Ping is among the 10 tenants who initially joined the rent strike. Ping asked not to use her real name due to fears of retaliation, which other tenants say they experienced with their previous landlord. Once the strike began, Ping recalled seeing improvements in the speed at which quality-of-life issues were addressed.
“The elevator, which had been broken for months, finally got repaired, the lobby lock was replaced, along with the flooring on the first floor,” Ping told the Public Press in Cantonese.
Residents also learned of a new property manager for the building. The manager couldn’t speak Cantonese, unlike the person in that role before Veritas took over.
Tenants have found that the language barrier is the main obstacle to communicating with the landlord and getting issues resolved.
“After all, issues in the building will keep coming up,” Ping said.
Another tenant, Jenny, who also asked not to share her last name out of fear of retaliation, said the elevator is again out of order.
Ping and Jenny are among the last strikers in the building and face eviction threats. Yet they said that they are not planning to settle unless the demands put forward by the association when they started the strike are fulfilled.
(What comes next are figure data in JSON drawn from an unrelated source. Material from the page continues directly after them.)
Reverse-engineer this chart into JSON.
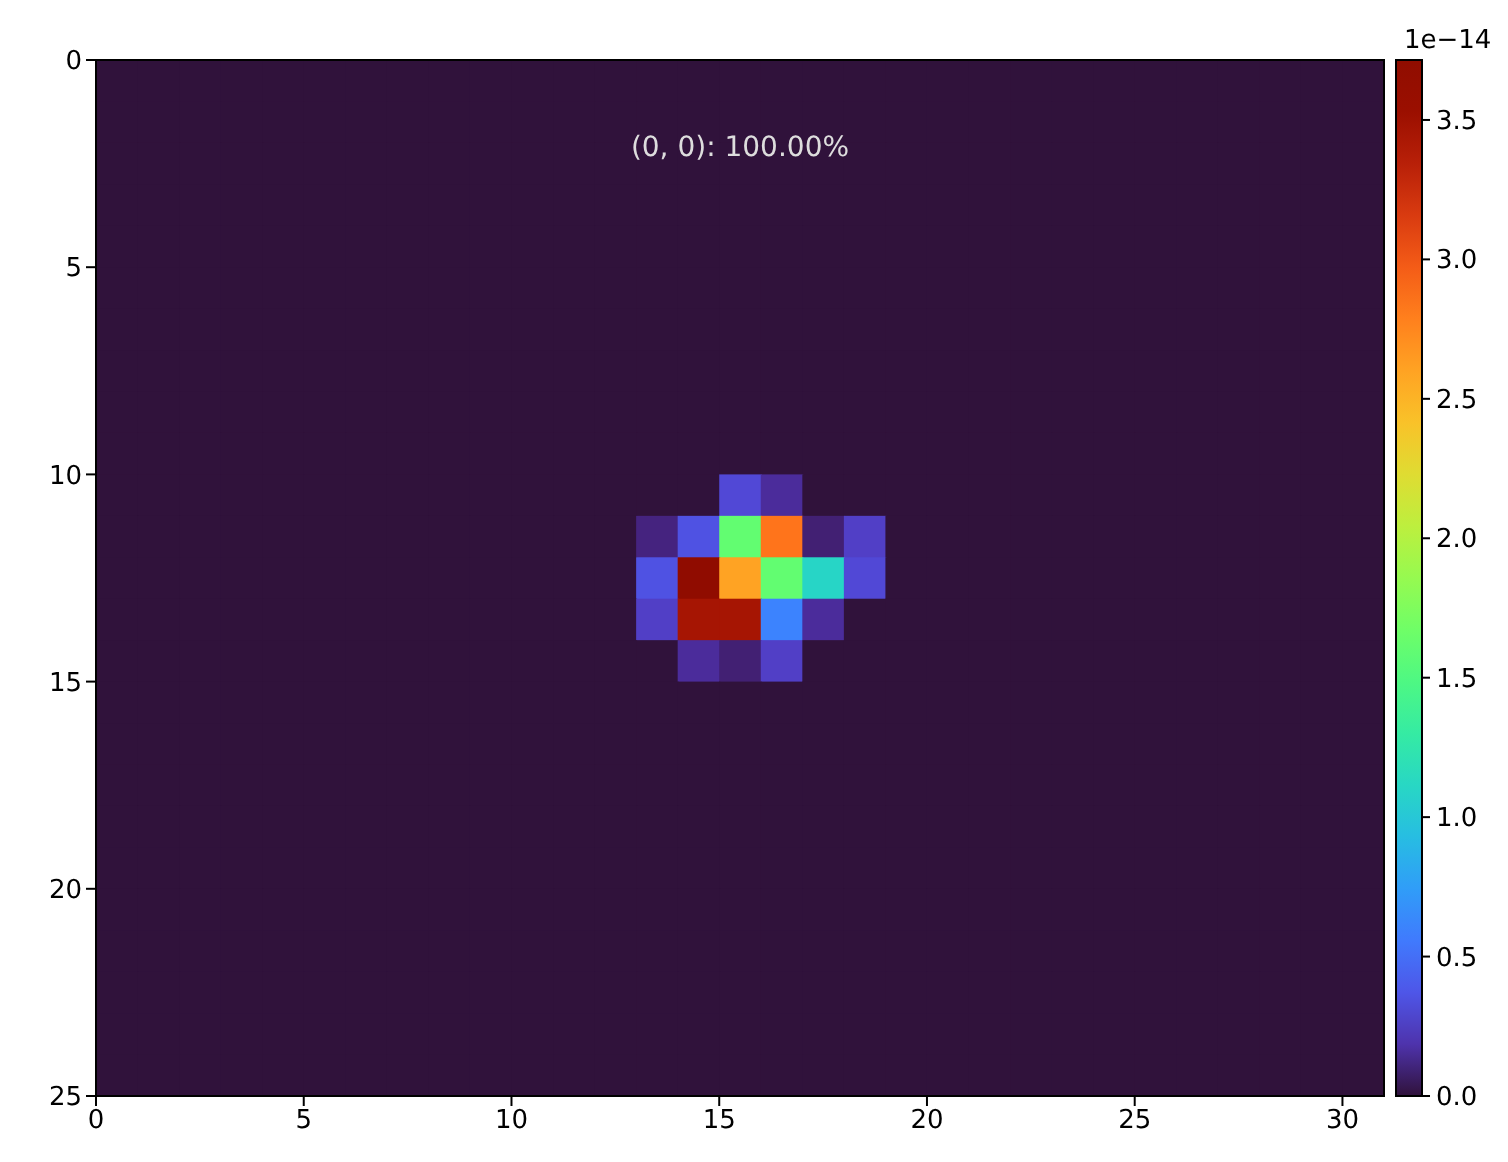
{
  "chart_data": {
    "type": "heatmap",
    "annotations": [
      "(0, 0): 100.00%"
    ],
    "xlim": [
      0,
      31
    ],
    "xticks": [
      0,
      5,
      10,
      15,
      20,
      25,
      30
    ],
    "ylim": [
      25,
      0
    ],
    "yticks": [
      0,
      5,
      10,
      15,
      20,
      25
    ],
    "clabel": "1e−14",
    "clim": [
      0,
      3.715
    ],
    "cticks": [
      {
        "value": 0,
        "label": "0.0"
      },
      {
        "value": 0.5,
        "label": "0.5"
      },
      {
        "value": 1,
        "label": "1.0"
      },
      {
        "value": 1.5,
        "label": "1.5"
      },
      {
        "value": 2,
        "label": "2.0"
      },
      {
        "value": 2.5,
        "label": "2.5"
      },
      {
        "value": 3,
        "label": "3.0"
      },
      {
        "value": 3.5,
        "label": "3.5"
      }
    ],
    "cells": [
      [
        0,
        0,
        0,
        0,
        0,
        0,
        0,
        0,
        0,
        0,
        0,
        0,
        0,
        0,
        0,
        0,
        0,
        0,
        0,
        0,
        0,
        0,
        0,
        0,
        0,
        0,
        0,
        0,
        0,
        0,
        0
      ],
      [
        0,
        0,
        0,
        0,
        0,
        0,
        0,
        0,
        0,
        0,
        0,
        0,
        0,
        0,
        0,
        0,
        0,
        0,
        0,
        0,
        0,
        0,
        0,
        0,
        0,
        0,
        0,
        0,
        0,
        0,
        0
      ],
      [
        0,
        0,
        0,
        0,
        0,
        0,
        0,
        0,
        0,
        0,
        0,
        0,
        0,
        0,
        0,
        0,
        0,
        0,
        0,
        0,
        0,
        0,
        0,
        0,
        0,
        0,
        0,
        0,
        0,
        0,
        0
      ],
      [
        0,
        0,
        0,
        0,
        0,
        0,
        0,
        0,
        0,
        0,
        0,
        0,
        0,
        0,
        0,
        0,
        0,
        0,
        0,
        0,
        0,
        0,
        0,
        0,
        0,
        0,
        0,
        0,
        0,
        0,
        0
      ],
      [
        0,
        0,
        0,
        0,
        0,
        0,
        0,
        0,
        0,
        0,
        0,
        0,
        0,
        0,
        0,
        0,
        0,
        0,
        0,
        0,
        0,
        0,
        0,
        0,
        0,
        0,
        0,
        0,
        0,
        0,
        0
      ],
      [
        0,
        0,
        0,
        0,
        0,
        0,
        0,
        0,
        0,
        0,
        0,
        0,
        0,
        0,
        0,
        0,
        0,
        0,
        0,
        0,
        0,
        0,
        0,
        0,
        0,
        0,
        0,
        0,
        0,
        0,
        0
      ],
      [
        0,
        0,
        0,
        0,
        0,
        0,
        0,
        0,
        0,
        0,
        0,
        0,
        0,
        0,
        0,
        0,
        0,
        0,
        0,
        0,
        0,
        0,
        0,
        0,
        0,
        0,
        0,
        0,
        0,
        0,
        0
      ],
      [
        0,
        0,
        0,
        0,
        0,
        0,
        0,
        0,
        0,
        0,
        0,
        0,
        0,
        0,
        0,
        0,
        0,
        0,
        0,
        0,
        0,
        0,
        0,
        0,
        0,
        0,
        0,
        0,
        0,
        0,
        0
      ],
      [
        0,
        0,
        0,
        0,
        0,
        0,
        0,
        0,
        0,
        0,
        0,
        0,
        0,
        0,
        0,
        0,
        0,
        0,
        0,
        0,
        0,
        0,
        0,
        0,
        0,
        0,
        0,
        0,
        0,
        0,
        0
      ],
      [
        0,
        0,
        0,
        0,
        0,
        0,
        0,
        0,
        0,
        0,
        0,
        0,
        0,
        0,
        0,
        0,
        0,
        0,
        0,
        0,
        0,
        0,
        0,
        0,
        0,
        0,
        0,
        0,
        0,
        0,
        0
      ],
      [
        0,
        0,
        0,
        0,
        0,
        0,
        0,
        0,
        0,
        0,
        0,
        0,
        0,
        0,
        0,
        0.3,
        0.15,
        0,
        0,
        0,
        0,
        0,
        0,
        0,
        0,
        0,
        0,
        0,
        0,
        0,
        0
      ],
      [
        0,
        0,
        0,
        0,
        0,
        0,
        0,
        0,
        0,
        0,
        0,
        0,
        0,
        0.1,
        0.35,
        1.6,
        2.85,
        0.08,
        0.25,
        0,
        0,
        0,
        0,
        0,
        0,
        0,
        0,
        0,
        0,
        0,
        0
      ],
      [
        0,
        0,
        0,
        0,
        0,
        0,
        0,
        0,
        0,
        0,
        0,
        0,
        0,
        0.35,
        3.7,
        2.6,
        1.6,
        1.1,
        0.3,
        0,
        0,
        0,
        0,
        0,
        0,
        0,
        0,
        0,
        0,
        0,
        0
      ],
      [
        0,
        0,
        0,
        0,
        0,
        0,
        0,
        0,
        0,
        0,
        0,
        0,
        0,
        0.25,
        3.45,
        3.45,
        0.6,
        0.15,
        0,
        0,
        0,
        0,
        0,
        0,
        0,
        0,
        0,
        0,
        0,
        0,
        0
      ],
      [
        0,
        0,
        0,
        0,
        0,
        0,
        0,
        0,
        0,
        0,
        0,
        0,
        0,
        0,
        0.15,
        0.08,
        0.25,
        0,
        0,
        0,
        0,
        0,
        0,
        0,
        0,
        0,
        0,
        0,
        0,
        0,
        0
      ],
      [
        0,
        0,
        0,
        0,
        0,
        0,
        0,
        0,
        0,
        0,
        0,
        0,
        0,
        0,
        0,
        0,
        0,
        0,
        0,
        0,
        0,
        0,
        0,
        0,
        0,
        0,
        0,
        0,
        0,
        0,
        0
      ],
      [
        0,
        0,
        0,
        0,
        0,
        0,
        0,
        0,
        0,
        0,
        0,
        0,
        0,
        0,
        0,
        0,
        0,
        0,
        0,
        0,
        0,
        0,
        0,
        0,
        0,
        0,
        0,
        0,
        0,
        0,
        0
      ],
      [
        0,
        0,
        0,
        0,
        0,
        0,
        0,
        0,
        0,
        0,
        0,
        0,
        0,
        0,
        0,
        0,
        0,
        0,
        0,
        0,
        0,
        0,
        0,
        0,
        0,
        0,
        0,
        0,
        0,
        0,
        0
      ],
      [
        0,
        0,
        0,
        0,
        0,
        0,
        0,
        0,
        0,
        0,
        0,
        0,
        0,
        0,
        0,
        0,
        0,
        0,
        0,
        0,
        0,
        0,
        0,
        0,
        0,
        0,
        0,
        0,
        0,
        0,
        0
      ],
      [
        0,
        0,
        0,
        0,
        0,
        0,
        0,
        0,
        0,
        0,
        0,
        0,
        0,
        0,
        0,
        0,
        0,
        0,
        0,
        0,
        0,
        0,
        0,
        0,
        0,
        0,
        0,
        0,
        0,
        0,
        0
      ],
      [
        0,
        0,
        0,
        0,
        0,
        0,
        0,
        0,
        0,
        0,
        0,
        0,
        0,
        0,
        0,
        0,
        0,
        0,
        0,
        0,
        0,
        0,
        0,
        0,
        0,
        0,
        0,
        0,
        0,
        0,
        0
      ],
      [
        0,
        0,
        0,
        0,
        0,
        0,
        0,
        0,
        0,
        0,
        0,
        0,
        0,
        0,
        0,
        0,
        0,
        0,
        0,
        0,
        0,
        0,
        0,
        0,
        0,
        0,
        0,
        0,
        0,
        0,
        0
      ],
      [
        0,
        0,
        0,
        0,
        0,
        0,
        0,
        0,
        0,
        0,
        0,
        0,
        0,
        0,
        0,
        0,
        0,
        0,
        0,
        0,
        0,
        0,
        0,
        0,
        0,
        0,
        0,
        0,
        0,
        0,
        0
      ],
      [
        0,
        0,
        0,
        0,
        0,
        0,
        0,
        0,
        0,
        0,
        0,
        0,
        0,
        0,
        0,
        0,
        0,
        0,
        0,
        0,
        0,
        0,
        0,
        0,
        0,
        0,
        0,
        0,
        0,
        0,
        0
      ],
      [
        0,
        0,
        0,
        0,
        0,
        0,
        0,
        0,
        0,
        0,
        0,
        0,
        0,
        0,
        0,
        0,
        0,
        0,
        0,
        0,
        0,
        0,
        0,
        0,
        0,
        0,
        0,
        0,
        0,
        0,
        0
      ]
    ]
  }
}
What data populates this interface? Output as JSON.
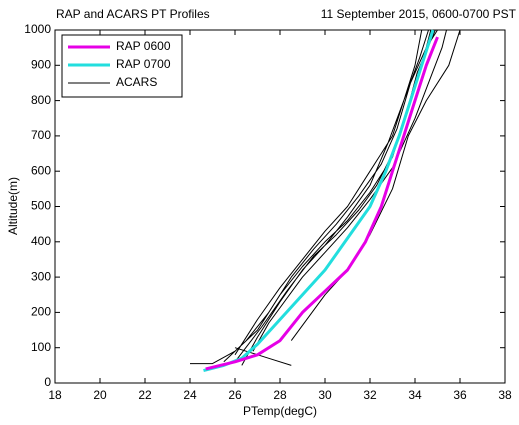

If a settlement cannot be reached, their eviction case will likely be heard in court, making it the first of its kind to go before a judge, according to Cao.
Sandy, a resident facing eviction from the apartment she has lived in for 15 years, said that without the strike, living conditions in the building would be unbearable. While she experienced far worse than a broken hallway light, that issue, at least, was promptly addressed after the association was formed.
“If we didn’t form the association to represent us, by myself, I couldn’t even get them to fix the hallway light,” Sandy said.